I dati diffusi dal Ministero della Salute parlano di percentuali di obiettori maggiori nelle regioni del centro e del sud Italia, da dove sempre più spesso arrivano denunce di casi-limite, con donne per le quali abortire si trasforma in una vera odissea, fatta di diritti negati.
Ma qual è la situazione nella nostra zona? Secondo quanto raccolto dalla Consulta di Bioetica novese, le cifre non possono dirsi basse nemmeno nelle Asl della provincia di Alessandria. A Novi Ligure si dichiara obiettore il 66 per cento dei ginecologi. La stima novese è comunque tra le più basse, con Acqui Terme (57 per cento), se paragonata al 78 per cento di Alessandria. La percentuale sale all’88 per cento a Casale Monferrato.

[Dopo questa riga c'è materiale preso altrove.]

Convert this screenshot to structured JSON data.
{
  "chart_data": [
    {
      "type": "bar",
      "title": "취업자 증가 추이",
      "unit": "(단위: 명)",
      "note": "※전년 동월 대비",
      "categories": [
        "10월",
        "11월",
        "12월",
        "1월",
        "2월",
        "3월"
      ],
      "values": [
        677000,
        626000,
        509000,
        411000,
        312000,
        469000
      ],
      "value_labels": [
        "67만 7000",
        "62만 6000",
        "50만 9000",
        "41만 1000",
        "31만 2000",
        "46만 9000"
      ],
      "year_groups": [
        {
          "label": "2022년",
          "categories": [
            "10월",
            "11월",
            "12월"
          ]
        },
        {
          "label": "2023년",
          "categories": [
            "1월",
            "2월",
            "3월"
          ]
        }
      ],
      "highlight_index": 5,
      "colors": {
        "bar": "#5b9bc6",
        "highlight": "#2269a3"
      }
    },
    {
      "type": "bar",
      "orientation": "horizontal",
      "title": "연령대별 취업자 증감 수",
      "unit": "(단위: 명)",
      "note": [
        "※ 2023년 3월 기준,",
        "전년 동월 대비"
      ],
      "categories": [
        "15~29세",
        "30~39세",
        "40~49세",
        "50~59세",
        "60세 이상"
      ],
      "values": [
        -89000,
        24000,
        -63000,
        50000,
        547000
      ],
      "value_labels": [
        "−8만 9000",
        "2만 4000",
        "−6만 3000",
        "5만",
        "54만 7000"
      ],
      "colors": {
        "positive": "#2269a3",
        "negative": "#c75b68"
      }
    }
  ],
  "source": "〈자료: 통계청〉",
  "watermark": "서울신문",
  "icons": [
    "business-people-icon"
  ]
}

Tuo: “In provincia siamo rimasti in cinque o sei”. Federico Tuo, dirigente medico dell’Asl, ginecologo novese, fa un quadro reale della situazione nella nostra provincia: “A oggi, a praticare l’interruzione volontaria di gravidanza [in sigla Ivg; ndr] saremo rimasti in cinque o sei, su una trentina di ginecologi operanti nella nostra Asl – spiega Tuo – Il motivo? Non credo si tratti sempre di casi definibili come “un’illuminazione sulla via di Damasco”. I trattamenti di Ivg non sono certo interventi gratificanti, né piacevoli da eseguire. Personalmente ritengo però che si debba sempre agire nell’interesse della donna, per evitare anche di arrivare a situazioni limite. Famoso il caso del San Martino di Genova dove, qualche anno fa, era rimasto un solo medico non obiettore”.

Ma qual è la situazione sul fronte degli aborti nella nostra zona? “Le interruzioni di gravidanza, grazie a una maggiore conoscenza e a un crescente uso dei contraccettivi, sono diminuite. A farne ricorso sono nella grande maggioranza dei casi donne extracomunitarie, che spesso arrivano in pronto soccorso con un tentativo di aborto già avviato. Nel caso delle italiane, si tratta per lo più di persone già con figli. Esiste poi una strettissima minoranza, riducibile a un 1 o 2 per cento, che usa l’aborto alla stregua di un sistema contraccettivo”.

La pillola del giorno dopo. Un ultimo punto di interesse riguarda quella che può essere definita una forma di obiezione “integrale”, ovvero estesa anche al contraccettivo di emergenza, la pillola del giorno dopo. Su questo argomento il dottor Tuo conferma un dato inquietante: “Alcuni medici della nostra Asl si professano obiettori integrali, ma ciò comporta un rischio anche penale per chi si rifiuta di prescrivere il farmaco”.

Per l’Organizzazione mondiale della sanità, infatti, la pillola del giorno dopo non è in grado di impedire l’annidamento dell’ovulo fecondato nell’utero, e per tale motivo il farmaco non è considerato abortivo. Il medico che si rifiuti di prescriverla, perciò, viola la legge 194.